Figure 3.. FRASER 2.0 is less sensitive to sequencing depth than previous methods.
(A) Scatterplot of the number of splicing outliers at the gene level against the total mapped reads per sample on the GTEx skin not-sun-exposed dataset for LeafcutterMD, SPOT, FRASER and FRASER 2.0 (facets). Spearman correlation coefficients (rho) are shown. All are significant (Spearman test, P < 3 x 10−3) (B) Boxplots of the Spearman correlation coefficients (y-axis) between the mapped reads and the number of splicing outliers at the gene level called by LeafcutterMD, SPOT, FRASER and FRASER 2.0 (x-axis) for each GTEx tissue (N=48).

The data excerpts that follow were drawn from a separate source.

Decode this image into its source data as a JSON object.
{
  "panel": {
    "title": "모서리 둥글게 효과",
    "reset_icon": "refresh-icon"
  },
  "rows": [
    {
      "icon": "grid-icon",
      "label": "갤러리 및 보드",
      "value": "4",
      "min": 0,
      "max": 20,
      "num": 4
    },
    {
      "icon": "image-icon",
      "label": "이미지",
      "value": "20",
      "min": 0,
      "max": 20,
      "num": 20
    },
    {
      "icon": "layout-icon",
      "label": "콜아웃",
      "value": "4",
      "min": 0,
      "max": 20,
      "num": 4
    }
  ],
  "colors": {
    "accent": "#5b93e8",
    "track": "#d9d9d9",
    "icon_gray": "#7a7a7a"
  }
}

P-values of Wilcoxon tests are shown above brackets.
Figure 4.
Figure 4.. Application of FRASER 2.0 to rare disease cohorts.
(A) Distribution of the splicing outliers per sample at the gene level on the UDN (N=391, N=252, N=104 for Fibroblasts, Blood poly(A) and Blood totalRNA) and the Yépez et al. dataset (N=303) for FRASER (blue) and FRASER 2.0 applied to three gene sets considered for FDR-correction: expressed genes (dark purple), expressed OMIM genes (light purple), and expressed OMIM genes with a rare variant (violet red, Methods). (B) Size (bars) of all non-empty intersections (linked dots) between four outlier sets from the Yépez et al dataset: i) the 22 originally reported pathogenic events, ii) the transcriptome-wide significant FRASER 2.0 calls, iii) the significant FRASER 2.0 calls when only considering OMIM genes with a rare variant and iv) the transcriptome-wide significant FRASER calls. (C) Fraction of recovered pathogenic splicing outliers from the Yépez et al. dataset (y-axis, total N=22) when subsampling to different sample sizes (x-axis). Each sample size was randomly sampled 5 times. RV: rare variant.